Friday, September 28, 2007

i've come to realize

i've come to realize that when i talk i am almost always verbally processing my thoughts. when I do, i feel like i'm including others in the workings of my mind – and thus including them in my life by being vulnerable with them.


i've come to realize that i love my life just as it is, and when i do that i am satisfied instead of always wanting more.


i've come to realize that i have so many relational issues i am tempted to become a hermit in the mountains.


i've come to realize that i lost respect for christianity in general this year. i now tend to respect people rather than the organization of a church itself. a church is founded on the morals and the principals of its people...therefore if i do not respect the people, i can not respect their version of christianity.



i've come to realize that i have a crush on clark kent.


i've come to realize that i hate it when people decide not to invest in friendships just because of geographic distance. if you invest, do it 100%...dont do it half heartedly, because people notice...and then they feel insignificant.


i've come to realize that marriage is not a bandaid for pain, and children are not a bandaid for marriage.

i've come to realize that somewhere someone is thinking "i wonder if anyone understands what i'm going through"...and no one is answering that person.


i've come to realize that i'll always be emotionally charged and rationally challenged.



i've come to realize that i get on myspace because i want to know how the people i love are doing...if i didnt have that option, i'd have a hecka large phone bill.


i've come to realize that today i will be working until 5...no matter how much i daydream about going home early.


i've come to realize that tonight i will watch a movie and hug my sisters...and i love them more than anything.


i've come to realize that tomorrow i will want to take a road trip, but i wont be able to because my car would explode at the top of the mountain.
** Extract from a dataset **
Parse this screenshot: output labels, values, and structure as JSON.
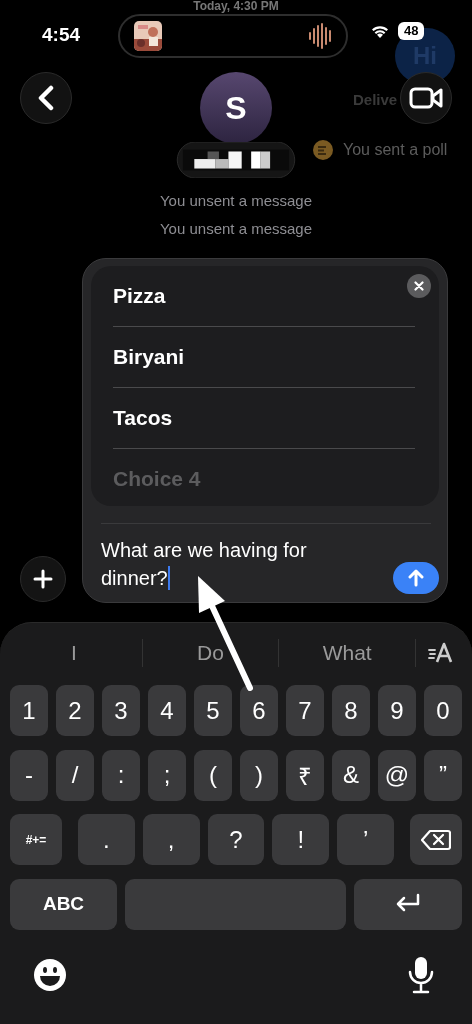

i've come to realize that i really want to experience selflessness in my relationship with "the one" ...because i dont know what that will look like in my life someday with him.


i've come to realize that at times i enable others in their sin when my motive is simply to comfort and encourage growth. that tears me up inside.
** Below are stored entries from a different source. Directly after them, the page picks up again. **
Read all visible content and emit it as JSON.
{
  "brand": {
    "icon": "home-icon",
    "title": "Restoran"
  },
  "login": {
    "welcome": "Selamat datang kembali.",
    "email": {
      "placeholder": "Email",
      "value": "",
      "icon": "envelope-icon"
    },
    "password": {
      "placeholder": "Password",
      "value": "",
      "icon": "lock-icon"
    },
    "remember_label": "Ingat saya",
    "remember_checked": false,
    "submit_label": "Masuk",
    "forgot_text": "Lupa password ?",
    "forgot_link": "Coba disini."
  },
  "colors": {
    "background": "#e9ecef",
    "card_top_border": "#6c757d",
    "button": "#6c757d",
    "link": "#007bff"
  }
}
i've come to realize that the last time i truly cried was when i had to "let go" of a relationship that is precious to me.

i've come to realize that my cell phone is old, but i dont need a new one just because i think there are cooler ones out there.


i've come to realize that when i wake up in the morning i am not in the mood to invest or talk or relate to anyone...and thats okay. i dont have to force myself to chat at 7am like ive thought was always nice and polite.

i've come to realize that before i go to sleep at night i should pray for my future husband.


i've come to realize that right now i am thinking about how differently i wouldve answered these questions a few months ago.